Esta “inteligencia holística”, a la que prefiero llamar “inteligencia ética”, puede ser
definida como la capacidad de resolver problemas y crear productos significativos de
forma ética. Aplicado al ámbito de las competencias organizacionales e individuales,
el concepto de “inteligencia ética” abarca tanto las competencias técnicas (“el saber”
y “el saber hacer”) y las competencias emocionales (“saber actuar”), como las
competencias éticas (“el actuar basado en valores”). Por otra parte, en la
“inteligencia ética” se subsumen la inteligencia racional-instrumental y la inteligencia
emocional.
Una organización puede ser racional en su gestión administrativa y productiva, pero
esto será insuficiente para hacer sostenible su éxito y competitividad. A la
racionalidad instrumental hará falta hacerle corresponder una cultura corporativa de
inteligencia emocional y basada en valores significativos. No vaya ser que sus
colaboradores sean altamente competentes en la dimensión técnica, pero
incompetentes emocionalmente, con el agravante de una eventual tendencia a la
práctica de disvalores (entre ellos la deslealtad, la deshonestidad y la corrupción).

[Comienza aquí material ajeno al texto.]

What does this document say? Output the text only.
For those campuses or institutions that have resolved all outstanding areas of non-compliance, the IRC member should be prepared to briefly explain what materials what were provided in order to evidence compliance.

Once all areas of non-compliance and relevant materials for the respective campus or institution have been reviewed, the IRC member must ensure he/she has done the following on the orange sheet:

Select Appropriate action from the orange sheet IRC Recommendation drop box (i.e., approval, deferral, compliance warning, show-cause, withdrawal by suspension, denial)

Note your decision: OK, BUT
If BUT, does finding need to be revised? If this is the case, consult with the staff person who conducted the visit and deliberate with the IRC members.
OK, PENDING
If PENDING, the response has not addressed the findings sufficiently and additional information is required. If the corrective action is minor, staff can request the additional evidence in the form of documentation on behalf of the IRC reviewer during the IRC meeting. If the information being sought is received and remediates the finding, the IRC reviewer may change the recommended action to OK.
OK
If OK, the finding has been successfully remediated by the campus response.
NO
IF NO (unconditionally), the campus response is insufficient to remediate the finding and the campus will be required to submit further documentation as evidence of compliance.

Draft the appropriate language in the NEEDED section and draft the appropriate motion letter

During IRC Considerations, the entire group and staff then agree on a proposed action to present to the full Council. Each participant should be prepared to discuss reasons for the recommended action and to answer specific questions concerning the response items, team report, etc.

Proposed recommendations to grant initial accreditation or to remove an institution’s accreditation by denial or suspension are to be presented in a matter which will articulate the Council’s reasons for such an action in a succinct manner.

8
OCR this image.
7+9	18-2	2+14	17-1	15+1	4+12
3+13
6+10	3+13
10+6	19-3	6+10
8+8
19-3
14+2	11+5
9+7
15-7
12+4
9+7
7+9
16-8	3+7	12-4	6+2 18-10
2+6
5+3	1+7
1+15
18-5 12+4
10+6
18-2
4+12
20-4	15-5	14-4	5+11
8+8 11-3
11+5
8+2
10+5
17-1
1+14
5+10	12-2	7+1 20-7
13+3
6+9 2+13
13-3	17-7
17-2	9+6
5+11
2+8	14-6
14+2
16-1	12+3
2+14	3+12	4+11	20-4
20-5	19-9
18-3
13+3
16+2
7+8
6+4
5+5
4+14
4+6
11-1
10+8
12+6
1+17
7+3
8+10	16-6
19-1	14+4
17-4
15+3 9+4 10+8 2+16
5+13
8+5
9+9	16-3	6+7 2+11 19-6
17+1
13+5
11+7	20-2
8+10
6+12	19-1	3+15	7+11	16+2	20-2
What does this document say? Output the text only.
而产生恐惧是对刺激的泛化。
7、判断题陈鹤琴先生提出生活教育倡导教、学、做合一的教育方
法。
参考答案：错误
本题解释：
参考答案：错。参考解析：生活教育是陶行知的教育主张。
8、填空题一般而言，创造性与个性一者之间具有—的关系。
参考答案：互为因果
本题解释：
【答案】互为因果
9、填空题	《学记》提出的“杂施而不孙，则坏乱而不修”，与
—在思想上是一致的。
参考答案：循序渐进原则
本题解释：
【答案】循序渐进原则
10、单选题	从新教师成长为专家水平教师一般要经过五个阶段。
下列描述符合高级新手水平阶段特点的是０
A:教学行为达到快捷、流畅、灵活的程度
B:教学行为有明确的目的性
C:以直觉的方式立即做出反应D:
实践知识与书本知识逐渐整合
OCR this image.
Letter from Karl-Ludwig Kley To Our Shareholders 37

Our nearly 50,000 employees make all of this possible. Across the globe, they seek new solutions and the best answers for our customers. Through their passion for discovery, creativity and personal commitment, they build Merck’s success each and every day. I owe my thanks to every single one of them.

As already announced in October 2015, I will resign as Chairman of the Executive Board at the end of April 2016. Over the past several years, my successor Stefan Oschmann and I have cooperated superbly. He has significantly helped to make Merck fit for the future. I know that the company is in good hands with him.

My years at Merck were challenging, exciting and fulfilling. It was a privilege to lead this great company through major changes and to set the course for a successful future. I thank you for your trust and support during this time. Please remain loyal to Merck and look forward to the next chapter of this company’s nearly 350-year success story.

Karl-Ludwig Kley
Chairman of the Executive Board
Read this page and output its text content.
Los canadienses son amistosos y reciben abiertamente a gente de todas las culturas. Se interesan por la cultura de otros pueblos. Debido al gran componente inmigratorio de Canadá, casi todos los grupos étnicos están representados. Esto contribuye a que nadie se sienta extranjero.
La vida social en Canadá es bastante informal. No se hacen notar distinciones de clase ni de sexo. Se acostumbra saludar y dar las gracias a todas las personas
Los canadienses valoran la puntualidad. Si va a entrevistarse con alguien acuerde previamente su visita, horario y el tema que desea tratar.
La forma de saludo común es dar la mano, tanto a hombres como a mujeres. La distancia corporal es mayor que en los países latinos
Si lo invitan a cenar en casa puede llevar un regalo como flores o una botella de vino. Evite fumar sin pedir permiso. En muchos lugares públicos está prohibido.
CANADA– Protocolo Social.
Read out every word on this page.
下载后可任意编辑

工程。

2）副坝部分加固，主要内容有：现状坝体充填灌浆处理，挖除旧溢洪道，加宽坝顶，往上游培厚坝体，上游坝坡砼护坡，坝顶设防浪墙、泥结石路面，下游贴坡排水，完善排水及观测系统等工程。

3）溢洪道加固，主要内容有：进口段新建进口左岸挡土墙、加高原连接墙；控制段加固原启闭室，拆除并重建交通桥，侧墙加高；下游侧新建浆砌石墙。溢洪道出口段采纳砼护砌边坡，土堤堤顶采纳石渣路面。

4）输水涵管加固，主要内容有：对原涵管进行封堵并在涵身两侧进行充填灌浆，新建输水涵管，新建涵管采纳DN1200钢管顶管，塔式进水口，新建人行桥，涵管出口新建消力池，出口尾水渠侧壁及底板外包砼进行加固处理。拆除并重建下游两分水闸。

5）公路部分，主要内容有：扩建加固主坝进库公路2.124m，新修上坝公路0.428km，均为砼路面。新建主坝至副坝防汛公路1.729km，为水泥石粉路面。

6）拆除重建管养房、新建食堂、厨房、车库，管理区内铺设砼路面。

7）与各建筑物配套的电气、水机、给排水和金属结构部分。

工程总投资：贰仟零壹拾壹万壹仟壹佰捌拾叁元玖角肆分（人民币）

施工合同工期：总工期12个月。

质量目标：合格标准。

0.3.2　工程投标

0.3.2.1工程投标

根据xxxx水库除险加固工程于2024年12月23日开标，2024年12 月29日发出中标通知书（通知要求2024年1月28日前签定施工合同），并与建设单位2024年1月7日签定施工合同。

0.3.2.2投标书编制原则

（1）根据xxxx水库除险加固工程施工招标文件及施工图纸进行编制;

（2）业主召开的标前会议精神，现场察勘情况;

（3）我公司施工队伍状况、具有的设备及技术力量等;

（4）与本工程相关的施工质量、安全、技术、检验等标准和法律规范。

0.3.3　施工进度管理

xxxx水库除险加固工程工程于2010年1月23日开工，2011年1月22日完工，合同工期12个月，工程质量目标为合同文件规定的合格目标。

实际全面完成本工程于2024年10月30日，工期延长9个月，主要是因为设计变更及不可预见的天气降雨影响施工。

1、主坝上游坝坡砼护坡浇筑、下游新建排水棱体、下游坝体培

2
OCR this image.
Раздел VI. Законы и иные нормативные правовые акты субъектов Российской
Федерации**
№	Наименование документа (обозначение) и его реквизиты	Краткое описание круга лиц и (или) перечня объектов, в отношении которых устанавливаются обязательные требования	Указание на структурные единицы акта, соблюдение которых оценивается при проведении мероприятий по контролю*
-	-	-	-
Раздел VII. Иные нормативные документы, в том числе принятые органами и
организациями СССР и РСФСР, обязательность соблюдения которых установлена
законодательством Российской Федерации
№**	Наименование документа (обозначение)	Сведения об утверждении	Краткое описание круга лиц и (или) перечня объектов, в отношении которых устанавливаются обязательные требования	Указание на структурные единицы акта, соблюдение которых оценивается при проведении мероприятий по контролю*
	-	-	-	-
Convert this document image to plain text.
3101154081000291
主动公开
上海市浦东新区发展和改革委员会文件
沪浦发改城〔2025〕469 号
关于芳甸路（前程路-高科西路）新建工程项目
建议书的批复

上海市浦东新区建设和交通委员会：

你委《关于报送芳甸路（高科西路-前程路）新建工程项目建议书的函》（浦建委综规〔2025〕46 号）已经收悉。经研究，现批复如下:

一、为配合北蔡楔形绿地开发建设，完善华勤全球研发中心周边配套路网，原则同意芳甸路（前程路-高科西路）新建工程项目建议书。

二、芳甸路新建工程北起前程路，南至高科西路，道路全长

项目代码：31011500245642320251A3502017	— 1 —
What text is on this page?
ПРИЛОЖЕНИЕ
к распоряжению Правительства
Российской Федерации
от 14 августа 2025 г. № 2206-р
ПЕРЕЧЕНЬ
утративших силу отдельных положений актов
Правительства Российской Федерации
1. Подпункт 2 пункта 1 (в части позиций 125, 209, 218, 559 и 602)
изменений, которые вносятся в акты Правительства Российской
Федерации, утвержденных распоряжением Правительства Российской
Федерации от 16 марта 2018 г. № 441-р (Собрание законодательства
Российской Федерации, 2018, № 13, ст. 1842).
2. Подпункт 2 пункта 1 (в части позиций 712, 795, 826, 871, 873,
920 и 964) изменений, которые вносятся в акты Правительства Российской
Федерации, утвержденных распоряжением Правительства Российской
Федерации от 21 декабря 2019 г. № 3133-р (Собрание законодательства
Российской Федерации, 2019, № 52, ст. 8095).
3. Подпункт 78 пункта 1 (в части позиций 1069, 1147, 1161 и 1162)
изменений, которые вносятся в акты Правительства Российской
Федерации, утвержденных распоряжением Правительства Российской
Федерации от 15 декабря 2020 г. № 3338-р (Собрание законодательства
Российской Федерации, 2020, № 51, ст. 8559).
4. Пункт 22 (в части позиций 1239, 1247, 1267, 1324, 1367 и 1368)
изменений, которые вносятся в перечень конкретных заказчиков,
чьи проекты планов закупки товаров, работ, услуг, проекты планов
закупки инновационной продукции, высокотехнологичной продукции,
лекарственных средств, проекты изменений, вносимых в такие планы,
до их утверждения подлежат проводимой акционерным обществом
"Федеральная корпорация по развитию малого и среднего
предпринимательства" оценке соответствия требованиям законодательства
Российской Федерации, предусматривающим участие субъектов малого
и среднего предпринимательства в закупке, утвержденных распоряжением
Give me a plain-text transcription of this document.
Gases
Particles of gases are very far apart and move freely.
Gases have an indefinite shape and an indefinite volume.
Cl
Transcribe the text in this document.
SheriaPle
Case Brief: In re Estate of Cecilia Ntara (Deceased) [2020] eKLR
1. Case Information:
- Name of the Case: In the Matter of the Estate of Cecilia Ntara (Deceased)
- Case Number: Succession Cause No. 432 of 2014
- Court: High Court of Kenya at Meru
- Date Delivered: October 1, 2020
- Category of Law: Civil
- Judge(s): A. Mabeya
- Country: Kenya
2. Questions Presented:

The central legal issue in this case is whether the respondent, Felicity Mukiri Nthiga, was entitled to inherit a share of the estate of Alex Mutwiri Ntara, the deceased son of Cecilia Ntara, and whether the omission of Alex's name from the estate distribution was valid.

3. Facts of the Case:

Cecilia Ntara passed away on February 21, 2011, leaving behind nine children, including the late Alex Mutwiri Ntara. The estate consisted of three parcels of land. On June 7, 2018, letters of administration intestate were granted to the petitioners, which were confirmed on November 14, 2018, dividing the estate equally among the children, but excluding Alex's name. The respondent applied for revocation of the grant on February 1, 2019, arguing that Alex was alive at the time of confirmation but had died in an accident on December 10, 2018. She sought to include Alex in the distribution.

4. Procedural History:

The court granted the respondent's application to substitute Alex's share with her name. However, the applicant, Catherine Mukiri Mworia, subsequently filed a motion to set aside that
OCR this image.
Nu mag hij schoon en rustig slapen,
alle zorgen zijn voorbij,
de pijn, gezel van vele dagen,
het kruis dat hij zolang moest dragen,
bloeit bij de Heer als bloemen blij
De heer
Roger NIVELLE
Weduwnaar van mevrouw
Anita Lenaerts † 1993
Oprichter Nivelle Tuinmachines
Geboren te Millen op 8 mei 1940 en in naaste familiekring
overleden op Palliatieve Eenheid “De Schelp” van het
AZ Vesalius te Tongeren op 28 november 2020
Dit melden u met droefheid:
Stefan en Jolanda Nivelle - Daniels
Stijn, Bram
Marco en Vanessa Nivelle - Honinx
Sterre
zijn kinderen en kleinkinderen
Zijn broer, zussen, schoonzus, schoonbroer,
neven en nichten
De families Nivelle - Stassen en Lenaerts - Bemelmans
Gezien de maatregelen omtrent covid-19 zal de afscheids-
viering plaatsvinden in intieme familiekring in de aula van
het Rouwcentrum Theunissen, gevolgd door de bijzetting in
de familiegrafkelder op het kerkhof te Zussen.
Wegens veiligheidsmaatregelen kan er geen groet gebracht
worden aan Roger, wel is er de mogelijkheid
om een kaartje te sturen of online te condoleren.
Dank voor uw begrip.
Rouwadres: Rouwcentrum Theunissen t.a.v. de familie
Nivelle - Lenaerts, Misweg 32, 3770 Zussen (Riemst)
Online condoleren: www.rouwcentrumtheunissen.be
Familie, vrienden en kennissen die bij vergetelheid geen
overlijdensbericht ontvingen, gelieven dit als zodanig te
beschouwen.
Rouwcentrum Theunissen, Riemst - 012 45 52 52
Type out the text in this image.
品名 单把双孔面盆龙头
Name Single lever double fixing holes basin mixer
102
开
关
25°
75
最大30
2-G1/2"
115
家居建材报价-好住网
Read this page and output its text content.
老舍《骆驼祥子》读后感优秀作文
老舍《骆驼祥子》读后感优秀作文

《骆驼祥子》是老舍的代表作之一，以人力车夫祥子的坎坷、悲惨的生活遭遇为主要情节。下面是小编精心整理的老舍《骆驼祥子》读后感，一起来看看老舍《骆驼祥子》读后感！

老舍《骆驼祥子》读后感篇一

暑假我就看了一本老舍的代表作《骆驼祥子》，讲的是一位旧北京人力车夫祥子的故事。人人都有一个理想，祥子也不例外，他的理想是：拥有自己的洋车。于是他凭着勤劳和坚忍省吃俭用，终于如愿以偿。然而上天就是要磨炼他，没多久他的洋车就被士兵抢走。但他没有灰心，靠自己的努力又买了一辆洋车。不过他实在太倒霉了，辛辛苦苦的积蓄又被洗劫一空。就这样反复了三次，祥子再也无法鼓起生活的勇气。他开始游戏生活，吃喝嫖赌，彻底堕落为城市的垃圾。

A
la calidad técnica se deben corresponder la calidad emocional y la calidad ética.

En otro documento afirmamos que la vivencia de una cultura de valores, que no es


más que la práctica de la inteligencia ética, coadyuva a construir organizaciones de
éxito y con ventaja competitiva puesto que:

- Agrega valor al trabajo, haciendo que los colaboradores en su desempeño no


solo apliquen sus competencias técnicas, sino también actitudes y conductas
éticamente sanas y productivas.

- Fortalece la calidad de la dimensión humana de la organización mediante el


perfeccionamiento del capital social, al mejorar las competencias de
inteligencia emocional de los colaboradores.

- Cultiva una conducta íntegra, recta, responsable, leal y creativa en los


colaboradores, fortaleciendo con la conducta ejemplar de cada uno la vivencia
de una cultura ética.

- Fortalece una ética del servicio, que obliga a la eficacia, la eficiencia, la


efectividad y el mejoramiento continuo.
- Dignifica al colaborador y desarrolla una filosofía organizacional como fuente
de realización personal.

- Hace de los valores un “sello de calidad” que se traspasa de una generación a


otra, creando una tradición ética con permanencia en el tiempo.

- Hace de la organización una realidad diferenciada y ejemplarizante.

El reto actual de las organizaciones, no es tanto su requerimiento


de innovación científico-tecnológica, sino su capacidad para construir
una cultura organizacional ética y emocionalmente sostenible.